Jenifer’s scoff cut through the air.
The local Smith slid a dry glance in her direction. “We told him we had no intention of reclaiming the null.”
“Good,” she said. “And the null has a name. It’s Oliver.”
Brief approval flashed across his face, but he ignored her correction. “Luckily, with as high profile as the Brotherhood has been these past few weeks, they didn’t dare attempt a retrieval of their own. But they work best out in the wilds anyway.” He waved one hand as though to banish this thread of conversation. “We have a second request
from another affiliate. It’s generally agreed upon through all our networks that having the Rosses on the loose is a bad thing. There’s a rift in whether we should interject ourselves or let the government take care of it.”
“It’s more their problem than ours,” said Smith. He leaned against the wall, his arms crossed and a critical expression on his face.
His older counterpart shook his head, a crease between his brows. “It’s not that simple. If they take Abel alive, he’s well enough versed in the Brotherhood’s procedures that he could compromise that whole organization. If that were to happen, he could possibly compromise a huge chunk of our networks in the process.”
“So leaving the government to rein him in is probably a bad idea,” Jenifer said, resting one hand on Oliver’s forearm as though sensing his growing tension. She gave him a reassuring glance.
The local Smith grunted. “Those higher up in the chain agree it’s not the ideal option. There’s a good chance the government won’t take Abel Ross alive, but if they do—”
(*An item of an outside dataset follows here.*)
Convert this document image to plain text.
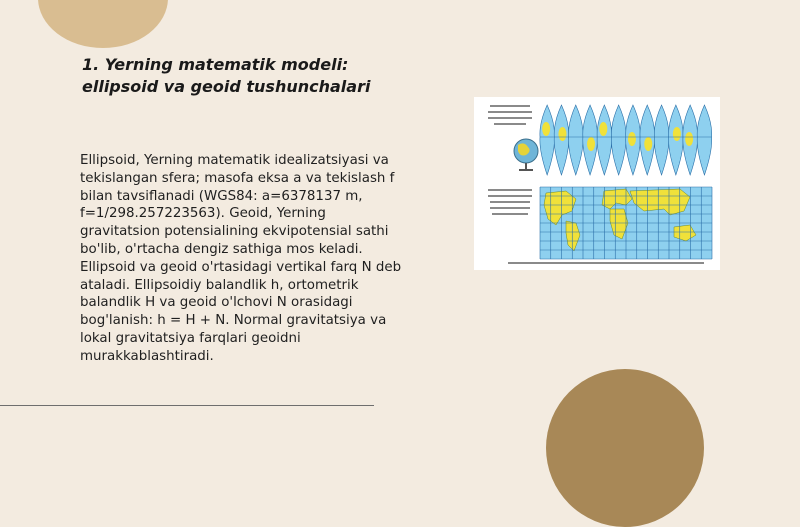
1. Yerning matematik modeli:
ellipsoid va geoid tushunchalari
Ellipsoid, Yerning matematik idealizatsiyasi va tekislangan sfera; masofa eksa a va tekislash f bilan tavsiflanadi (WGS84: a=6378137 m, f=1/298.257223563). Geoid, Yerning gravitatsion potensialining ekvipotensial sathi bo'lib, o'rtacha dengiz sathiga mos keladi. Ellipsoid va geoid o'rtasidagi vertikal farq N deb ataladi. Ellipsoidiy balandlik h, ortometrik balandlik H va geoid o'lchovi N orasidagi bog'lanish: h = H + N. Normal gravitatsiya va lokal gravitatsiya farqlari geoidni murakkablashtiradi.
“He’s a null,” Oliver interjected. “A weak one, but a null nonetheless. They’ll do with him whatever they do with all the other nulls they collect.”
The man’s mouth thinned, the corners drawing tight. “Do they know for a fact that he’s a null?”
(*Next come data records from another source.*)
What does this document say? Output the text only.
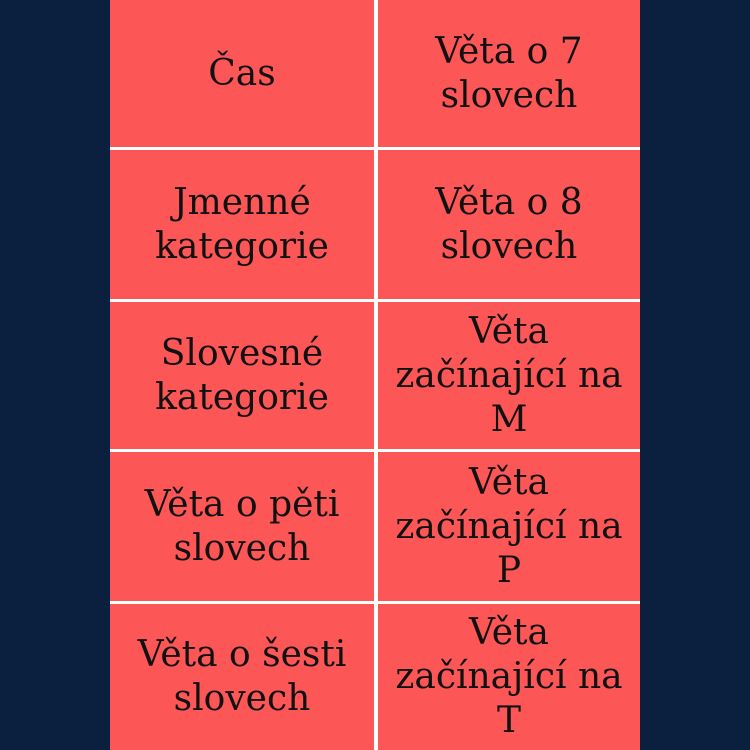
Čas
Věta o 7 slovech
Jmenné kategorie
Věta o 8 slovech
Slovesné kategorie
Věta začínající na M
Věta o pěti slovech
Věta začínající na P
Věta o šesti slovech
Věta začínající na T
“General Stone does. Cedric told him.”
He swore under his breath. “They’ll do everything they can to catch him alive, then. Nulls are too valuable to kill, except when absolutely necessary.”
Too valuable? Oliver’s breath caught in his throat. Of course nulls were rare, and of course they were useful, but useful and valuable were not always the same thing.
Before he could ask for elaboration on this point, the local Smith continued. “Catching Abel Ross would be a small matter if not for his daughter. Our network lists her as a Level 4 projector. No one wants to get anywhere near her, and if we can’t get near her, we can’t get to him.”
“So this second request you’ve had,” said Smith, “is from an affiliate that wants Oliver to disarm Kennedy Ross.”